As a sign of just how fierce and wide-ranging the battle for mobile payments is, the fight is now coming to an unlikely arena: Prison.
Alipay, digital payment giant Ant Financial’s mobile platform, confirmed on Monday (Jan. 14) that it has rolled out a new feature allowing prisoners to receive and spend money. The service, dubbed “prison pay” (in Chinese) by Beijing’s Prison Administration Bureau, which implemented the feature late last year, allows family members to send money to inmates for purchasing daily items.
According to Beijing News (in Chinese), family members, after having their identity verified to prove their relation to the prisoner, are allowed to make one transfer of up to 1,000 yuan (roughly $148) each month per inmate. The inmate’s account total cannot exceed 5,000 yuan.
Beijing is currently the only city in China that provides its inmates with the prison pay service, according to Sixth Tone. But given how competitive the mobile payments market is, other cities might well follow suit in due course.

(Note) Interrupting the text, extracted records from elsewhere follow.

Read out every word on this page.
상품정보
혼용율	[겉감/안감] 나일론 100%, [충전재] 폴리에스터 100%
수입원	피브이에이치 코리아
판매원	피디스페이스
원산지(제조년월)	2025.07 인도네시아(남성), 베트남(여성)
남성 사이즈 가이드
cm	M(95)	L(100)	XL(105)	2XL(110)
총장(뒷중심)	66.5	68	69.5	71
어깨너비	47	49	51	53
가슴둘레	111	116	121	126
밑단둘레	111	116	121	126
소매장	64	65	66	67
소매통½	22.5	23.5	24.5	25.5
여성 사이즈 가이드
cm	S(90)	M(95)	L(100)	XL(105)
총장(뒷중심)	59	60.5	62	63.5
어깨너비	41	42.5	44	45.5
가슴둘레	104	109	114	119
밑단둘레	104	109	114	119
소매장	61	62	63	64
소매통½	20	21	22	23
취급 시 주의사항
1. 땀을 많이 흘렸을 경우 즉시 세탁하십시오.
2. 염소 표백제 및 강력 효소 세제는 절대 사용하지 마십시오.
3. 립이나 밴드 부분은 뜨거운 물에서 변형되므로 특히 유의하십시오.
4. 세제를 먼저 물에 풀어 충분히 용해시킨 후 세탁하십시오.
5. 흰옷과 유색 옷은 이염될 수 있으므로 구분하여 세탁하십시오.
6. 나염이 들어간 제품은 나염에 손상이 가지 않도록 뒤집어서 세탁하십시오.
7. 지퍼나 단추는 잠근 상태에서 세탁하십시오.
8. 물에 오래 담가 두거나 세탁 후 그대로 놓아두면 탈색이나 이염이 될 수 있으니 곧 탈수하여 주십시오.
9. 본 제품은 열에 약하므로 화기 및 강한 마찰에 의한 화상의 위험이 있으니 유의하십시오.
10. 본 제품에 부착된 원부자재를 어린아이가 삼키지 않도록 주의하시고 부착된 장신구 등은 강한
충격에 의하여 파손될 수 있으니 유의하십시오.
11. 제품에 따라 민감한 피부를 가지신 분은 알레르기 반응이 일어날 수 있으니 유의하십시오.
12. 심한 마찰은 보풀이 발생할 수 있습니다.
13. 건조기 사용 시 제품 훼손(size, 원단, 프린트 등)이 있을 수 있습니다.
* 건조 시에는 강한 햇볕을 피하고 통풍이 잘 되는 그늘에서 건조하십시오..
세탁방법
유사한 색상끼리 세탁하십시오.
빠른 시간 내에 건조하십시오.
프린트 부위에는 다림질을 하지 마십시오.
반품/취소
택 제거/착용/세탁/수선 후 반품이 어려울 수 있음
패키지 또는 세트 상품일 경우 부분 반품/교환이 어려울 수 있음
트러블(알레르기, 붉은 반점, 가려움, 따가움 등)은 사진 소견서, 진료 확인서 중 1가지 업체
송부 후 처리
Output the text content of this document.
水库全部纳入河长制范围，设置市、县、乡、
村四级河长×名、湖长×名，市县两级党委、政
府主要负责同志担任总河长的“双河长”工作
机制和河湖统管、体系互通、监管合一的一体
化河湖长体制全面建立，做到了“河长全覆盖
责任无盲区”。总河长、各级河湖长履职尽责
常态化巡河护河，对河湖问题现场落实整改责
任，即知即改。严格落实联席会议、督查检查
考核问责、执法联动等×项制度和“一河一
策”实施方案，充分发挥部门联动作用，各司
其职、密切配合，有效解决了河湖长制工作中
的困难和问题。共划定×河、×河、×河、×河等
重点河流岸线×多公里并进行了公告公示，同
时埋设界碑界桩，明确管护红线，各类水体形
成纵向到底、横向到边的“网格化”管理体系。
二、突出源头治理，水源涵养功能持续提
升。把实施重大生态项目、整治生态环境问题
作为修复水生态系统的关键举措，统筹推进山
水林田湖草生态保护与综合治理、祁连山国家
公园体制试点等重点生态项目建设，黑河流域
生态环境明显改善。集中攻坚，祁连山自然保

At the forefront of China’s high-stakes mobile payments revolution are two of the world’s most valuable companies, Alibaba and Tencent. Alipay grew out of Alibaba—Ant is an affiliate—and WeChat Pay is owned by the latter. Together they handle about 93 percent of all cashless mobile transactions in China. In 2017, these totaled $15.4 trillion (paywall)–more than 40 times the amount processed in the United States in such transactions. By building all-in-one platforms that blend social media, commerce, and banking, the two technology titans are pushing traditional banks aside and taking on ever-growing roles in the daily transactions of hundreds of millions of citizens.
In the United States, inmates held at federal correctional facilities have accounts that they can use to purchase items. Money can be deposited into an inmate’s account electronically via money transfer services like MoneyGram—which Ant Financial tried and failed to acquire as part of a bid to expand globally—or Western Union, or by money order through the mail.
There are also alternative electronic services like JPay, one of the largest prison financial service providers in the U.S. that handles money transactions for 70 percent of the country’s inmates. Depending on the amount sent and in which state they are sending the funds, transaction fees can be as high as 35 to 45 percent, according to the Center for Public Integrity. Alipay, meanwhile, isn’t charging a handling fee for the service.
(The JPay service is also not foolproof. Last year, hundreds of inmates in Idaho hacked the system and inflated their personal JPay accounts with hundreds of thousands of dollars of credit.)
While Alipay continues to roll out innovative features like the prison pay service to stake its claim on China’s lucrative mobile payments market, it also added a cheeky comment to its statement this week: “We hope you won’t get to use these services.”